“İstanbul mutlaka fethedilecek, onu fetheden komutan ne büyük komutan, onu fetheden asker ne büyük asker.” şeklinde dillere pelesenk edilen meşhur hadisin sahih olup olmadığı, değişik rivayetleri bu sahanın bilginlerince yeterince tartışılmıştır. Hatta İstanbul’un fethedilmesi kıyamet alameti sayılmıştır. Bu anlayışa göre İstanbul fethedildikten sonra kıyamet kopması gerekirdi. Ancak kıyamet kopmamıştır.
Ondokuz Mayıs Üniversitesi Öğretim Üyesi İsrafil Balcı’nın İstanbul’un Fethine İlişkin Hadis Rivayetlerine Farklı Bir Yaklaşım adlı çalışmasından aşağıdaki alıntıyı sizlerle paylaşmak istedim.
“İstanbul fethedildiği halde kıyametin kopmamasına izah getirilirken, aslında Türklerin barbar ve eşkıya oldukları, bu nedenle rivayetlerde zikredilen gerçek fethin henüz vuku bulmadığı, dolaysıyla bu iddiada herhangi bir çelişkinin olmadığına dair yorumları görmek mümkündür. İddianın sahibi 1890 yılında vefat eden Mısırlı âlim(!) Mahmud Neşşabe’ye göre asil fethin zamanı geldiğinde, gerçek Müslüman olan Araplar burayı eşkıya Türklerin elinden alacak ve böylece gerçek fetih vuku bulacaktır. Aynı söylem 1990’lı yıllarda Ümmü’l-Kurâ Üniversitesi’nin Şeriat (Hukuk) Fakültesi’nde yapılan bir tezde de dile getirilmiş ve bu yorum yapılmıştır: “Türklerin eliyle gerçeklemiş olan İstanbul’un fethi silahla yapılmıştır. Hâlbuki hadislerde sulhla yapılacağından bahsedilmektedir. Hâlihazırda İstanbul kâfirlerin elinde bulunduğu için hiç yalan söylemeyen Peygamber Efendimizin dediği gibi, gerçek fetih daha sonra vuku bulacaktır.” Rivayetleri kurtarma adına dile getirilen bu hezeyanların yorumunu okuyucuya bırakıyorum. Bu tür gerçek dışı beyanların Hz. Peygamber’i itham etmekten başka hiçbir anlam ifade etmeyeceğini de belirtmek istiyorum.”

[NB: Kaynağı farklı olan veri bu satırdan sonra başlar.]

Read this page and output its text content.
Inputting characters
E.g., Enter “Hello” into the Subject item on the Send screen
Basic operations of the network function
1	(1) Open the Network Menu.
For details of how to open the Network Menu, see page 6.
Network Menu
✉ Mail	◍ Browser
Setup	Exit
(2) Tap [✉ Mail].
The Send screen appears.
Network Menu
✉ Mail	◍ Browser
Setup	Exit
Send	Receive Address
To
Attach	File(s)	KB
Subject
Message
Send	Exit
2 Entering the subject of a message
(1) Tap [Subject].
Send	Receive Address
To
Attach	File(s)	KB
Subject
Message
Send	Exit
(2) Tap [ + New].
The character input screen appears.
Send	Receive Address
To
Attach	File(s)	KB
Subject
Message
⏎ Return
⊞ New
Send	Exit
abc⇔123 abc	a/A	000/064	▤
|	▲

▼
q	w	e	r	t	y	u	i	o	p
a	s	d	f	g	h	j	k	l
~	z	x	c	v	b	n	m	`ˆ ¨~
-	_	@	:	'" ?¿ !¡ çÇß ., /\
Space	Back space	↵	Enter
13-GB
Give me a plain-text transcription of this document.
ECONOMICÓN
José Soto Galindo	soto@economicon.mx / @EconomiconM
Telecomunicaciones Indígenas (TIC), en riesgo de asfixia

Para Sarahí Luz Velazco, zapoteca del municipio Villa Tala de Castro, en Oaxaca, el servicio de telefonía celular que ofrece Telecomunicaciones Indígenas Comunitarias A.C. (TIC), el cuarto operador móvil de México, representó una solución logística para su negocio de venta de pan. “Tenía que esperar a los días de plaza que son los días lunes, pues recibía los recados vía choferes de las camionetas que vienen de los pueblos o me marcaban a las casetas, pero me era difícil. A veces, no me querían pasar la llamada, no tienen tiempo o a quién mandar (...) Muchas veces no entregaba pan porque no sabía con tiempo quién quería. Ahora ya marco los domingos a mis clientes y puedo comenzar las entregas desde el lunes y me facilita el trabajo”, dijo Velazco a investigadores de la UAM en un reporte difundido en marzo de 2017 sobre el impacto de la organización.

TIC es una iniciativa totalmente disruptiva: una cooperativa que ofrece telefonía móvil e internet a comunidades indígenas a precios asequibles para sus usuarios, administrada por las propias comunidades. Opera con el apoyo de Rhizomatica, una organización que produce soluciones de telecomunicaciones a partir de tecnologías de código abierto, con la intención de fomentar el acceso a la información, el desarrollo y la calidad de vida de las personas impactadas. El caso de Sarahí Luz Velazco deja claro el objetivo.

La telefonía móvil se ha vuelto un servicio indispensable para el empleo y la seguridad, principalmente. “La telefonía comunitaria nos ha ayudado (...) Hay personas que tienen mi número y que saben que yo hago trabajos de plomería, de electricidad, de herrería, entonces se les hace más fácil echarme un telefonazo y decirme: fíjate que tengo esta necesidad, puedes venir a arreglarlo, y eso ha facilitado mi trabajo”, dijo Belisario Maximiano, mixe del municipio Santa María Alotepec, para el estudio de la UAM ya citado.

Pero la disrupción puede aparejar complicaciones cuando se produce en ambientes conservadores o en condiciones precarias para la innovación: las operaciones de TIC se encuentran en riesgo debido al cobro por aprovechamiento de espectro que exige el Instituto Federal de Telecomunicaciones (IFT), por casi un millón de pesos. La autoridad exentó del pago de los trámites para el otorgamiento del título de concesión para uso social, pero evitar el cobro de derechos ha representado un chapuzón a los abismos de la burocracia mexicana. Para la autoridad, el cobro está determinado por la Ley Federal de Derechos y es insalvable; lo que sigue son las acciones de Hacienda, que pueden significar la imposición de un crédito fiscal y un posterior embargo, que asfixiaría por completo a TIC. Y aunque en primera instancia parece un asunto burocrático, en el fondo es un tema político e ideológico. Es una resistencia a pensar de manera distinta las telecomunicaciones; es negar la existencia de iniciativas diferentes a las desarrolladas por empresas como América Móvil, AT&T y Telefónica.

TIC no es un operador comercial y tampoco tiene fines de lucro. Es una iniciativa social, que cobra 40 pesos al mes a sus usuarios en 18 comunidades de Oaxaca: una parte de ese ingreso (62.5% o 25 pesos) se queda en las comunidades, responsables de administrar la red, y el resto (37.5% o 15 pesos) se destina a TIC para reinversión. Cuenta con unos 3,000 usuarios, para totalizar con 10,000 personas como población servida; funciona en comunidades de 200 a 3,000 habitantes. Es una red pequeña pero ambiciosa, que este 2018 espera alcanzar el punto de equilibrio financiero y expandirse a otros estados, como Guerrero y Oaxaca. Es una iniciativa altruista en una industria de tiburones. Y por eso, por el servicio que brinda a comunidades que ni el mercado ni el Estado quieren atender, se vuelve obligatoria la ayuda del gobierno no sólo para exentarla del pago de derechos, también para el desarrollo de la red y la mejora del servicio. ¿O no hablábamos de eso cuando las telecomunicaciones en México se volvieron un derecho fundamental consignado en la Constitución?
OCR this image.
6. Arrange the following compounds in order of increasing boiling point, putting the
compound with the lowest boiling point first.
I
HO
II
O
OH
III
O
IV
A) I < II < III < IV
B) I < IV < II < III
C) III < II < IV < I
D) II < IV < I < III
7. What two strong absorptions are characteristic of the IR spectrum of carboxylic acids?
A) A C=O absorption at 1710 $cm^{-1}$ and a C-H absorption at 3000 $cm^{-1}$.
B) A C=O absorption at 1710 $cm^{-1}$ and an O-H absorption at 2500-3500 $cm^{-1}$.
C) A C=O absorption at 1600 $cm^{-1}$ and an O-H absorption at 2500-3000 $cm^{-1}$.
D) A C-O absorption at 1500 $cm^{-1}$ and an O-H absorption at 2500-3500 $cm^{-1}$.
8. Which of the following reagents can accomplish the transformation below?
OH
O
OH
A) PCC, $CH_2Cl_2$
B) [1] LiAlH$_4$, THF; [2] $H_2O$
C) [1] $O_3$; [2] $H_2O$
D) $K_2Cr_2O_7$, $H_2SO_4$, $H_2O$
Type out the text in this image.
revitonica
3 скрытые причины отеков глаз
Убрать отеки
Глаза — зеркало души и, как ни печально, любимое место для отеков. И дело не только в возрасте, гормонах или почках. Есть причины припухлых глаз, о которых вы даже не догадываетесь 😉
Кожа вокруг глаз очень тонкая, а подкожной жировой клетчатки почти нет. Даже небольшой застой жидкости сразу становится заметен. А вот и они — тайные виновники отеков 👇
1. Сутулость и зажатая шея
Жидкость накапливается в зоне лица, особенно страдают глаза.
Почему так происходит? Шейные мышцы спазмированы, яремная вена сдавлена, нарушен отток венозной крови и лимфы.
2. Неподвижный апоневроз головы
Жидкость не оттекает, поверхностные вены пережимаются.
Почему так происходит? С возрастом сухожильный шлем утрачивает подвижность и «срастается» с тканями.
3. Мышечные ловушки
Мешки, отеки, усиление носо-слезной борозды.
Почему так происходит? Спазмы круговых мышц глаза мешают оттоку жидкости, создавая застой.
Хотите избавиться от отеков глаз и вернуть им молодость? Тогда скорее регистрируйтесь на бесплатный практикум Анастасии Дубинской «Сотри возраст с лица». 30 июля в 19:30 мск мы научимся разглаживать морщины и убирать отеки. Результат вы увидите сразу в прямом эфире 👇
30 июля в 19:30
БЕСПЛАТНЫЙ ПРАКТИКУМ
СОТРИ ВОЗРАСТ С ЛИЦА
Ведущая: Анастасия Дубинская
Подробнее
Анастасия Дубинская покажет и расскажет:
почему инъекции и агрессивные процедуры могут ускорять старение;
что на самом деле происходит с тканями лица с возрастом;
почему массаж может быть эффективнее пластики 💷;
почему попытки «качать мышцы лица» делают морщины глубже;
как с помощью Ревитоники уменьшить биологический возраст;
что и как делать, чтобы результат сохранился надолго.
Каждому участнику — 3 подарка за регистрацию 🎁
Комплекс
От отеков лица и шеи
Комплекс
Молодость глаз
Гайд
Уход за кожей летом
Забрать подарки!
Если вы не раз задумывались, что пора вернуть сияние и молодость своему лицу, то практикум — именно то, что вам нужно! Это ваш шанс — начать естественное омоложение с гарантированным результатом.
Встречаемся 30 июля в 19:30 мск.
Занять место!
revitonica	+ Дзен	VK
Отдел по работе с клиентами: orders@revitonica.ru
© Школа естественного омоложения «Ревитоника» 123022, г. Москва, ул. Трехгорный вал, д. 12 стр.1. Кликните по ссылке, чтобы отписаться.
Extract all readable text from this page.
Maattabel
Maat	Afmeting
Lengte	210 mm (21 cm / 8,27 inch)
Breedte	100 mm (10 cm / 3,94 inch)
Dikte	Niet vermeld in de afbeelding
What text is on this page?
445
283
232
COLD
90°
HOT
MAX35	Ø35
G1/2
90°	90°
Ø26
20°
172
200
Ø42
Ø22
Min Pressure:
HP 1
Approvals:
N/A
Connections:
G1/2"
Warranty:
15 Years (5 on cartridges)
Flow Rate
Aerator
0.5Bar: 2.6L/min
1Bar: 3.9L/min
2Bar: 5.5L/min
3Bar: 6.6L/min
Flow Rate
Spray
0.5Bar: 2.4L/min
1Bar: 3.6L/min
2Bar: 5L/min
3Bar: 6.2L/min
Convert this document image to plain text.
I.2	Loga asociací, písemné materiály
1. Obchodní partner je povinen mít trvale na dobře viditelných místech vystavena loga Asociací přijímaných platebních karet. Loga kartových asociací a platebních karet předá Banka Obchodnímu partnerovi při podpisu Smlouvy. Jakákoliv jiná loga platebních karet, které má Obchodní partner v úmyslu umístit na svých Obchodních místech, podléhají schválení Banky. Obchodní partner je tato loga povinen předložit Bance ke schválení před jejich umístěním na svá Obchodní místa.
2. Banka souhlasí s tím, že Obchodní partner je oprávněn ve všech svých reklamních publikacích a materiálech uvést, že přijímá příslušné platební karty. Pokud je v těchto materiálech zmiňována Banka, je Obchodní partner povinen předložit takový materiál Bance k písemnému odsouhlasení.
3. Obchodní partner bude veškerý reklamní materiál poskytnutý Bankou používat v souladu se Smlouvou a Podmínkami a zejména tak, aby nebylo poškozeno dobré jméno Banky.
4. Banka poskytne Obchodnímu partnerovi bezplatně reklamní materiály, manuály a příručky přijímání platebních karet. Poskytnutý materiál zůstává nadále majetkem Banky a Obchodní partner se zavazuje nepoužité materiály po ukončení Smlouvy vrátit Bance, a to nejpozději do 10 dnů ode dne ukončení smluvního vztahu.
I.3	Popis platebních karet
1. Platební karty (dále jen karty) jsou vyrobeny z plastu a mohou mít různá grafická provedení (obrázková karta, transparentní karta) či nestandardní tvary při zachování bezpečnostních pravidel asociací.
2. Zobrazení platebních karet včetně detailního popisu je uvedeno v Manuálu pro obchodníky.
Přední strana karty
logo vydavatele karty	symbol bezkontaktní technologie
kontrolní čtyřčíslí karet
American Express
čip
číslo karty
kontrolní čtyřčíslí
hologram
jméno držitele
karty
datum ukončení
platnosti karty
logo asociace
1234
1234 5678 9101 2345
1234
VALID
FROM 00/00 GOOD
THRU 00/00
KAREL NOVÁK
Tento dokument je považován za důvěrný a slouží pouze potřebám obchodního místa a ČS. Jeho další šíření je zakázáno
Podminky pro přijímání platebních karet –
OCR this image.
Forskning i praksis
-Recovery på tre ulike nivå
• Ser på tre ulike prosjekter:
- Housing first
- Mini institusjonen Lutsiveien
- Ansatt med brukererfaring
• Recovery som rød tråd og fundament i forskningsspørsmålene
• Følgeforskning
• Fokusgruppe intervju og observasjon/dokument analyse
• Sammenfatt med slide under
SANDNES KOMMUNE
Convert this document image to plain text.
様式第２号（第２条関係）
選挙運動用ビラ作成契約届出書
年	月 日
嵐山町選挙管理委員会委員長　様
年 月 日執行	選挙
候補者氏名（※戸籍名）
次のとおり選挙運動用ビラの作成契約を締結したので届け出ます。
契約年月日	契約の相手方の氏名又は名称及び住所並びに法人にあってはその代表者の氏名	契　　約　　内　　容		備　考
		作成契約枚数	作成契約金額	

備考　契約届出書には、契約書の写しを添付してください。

Bu alıntıdan anlıyoruz ki, Arapların Türklere karşı bilinçaltında oluşturdukları “milli kini” görmemizde yarar vardır.
Beş milyonu aşan resmi Arap sığınmacı, mülteci ve kaçkınıyla yurdumuzu ve ekmeğimizi yıllarca paylaşıyoruz.
İstanbul’un fethiyle milli övünmemiz sonucunda Arapları bizden ayrı saymamışız, onları aşağılamamışız dahası onlara karşı “milli kin” oluşturmamışız.
Ancak ne yazık ki, Türklere karşı “milli kin” oluşturan bu insanlara karşı hamasi duygularla Ensar ve Muhacir anlayışımızı bir daha gözden geçirmemiz gerektiğini düşüyorum.
Hangi Arap edebiyatında İstanbul fethini alkışlayan bir yazı, şiir ve hikâye vardır!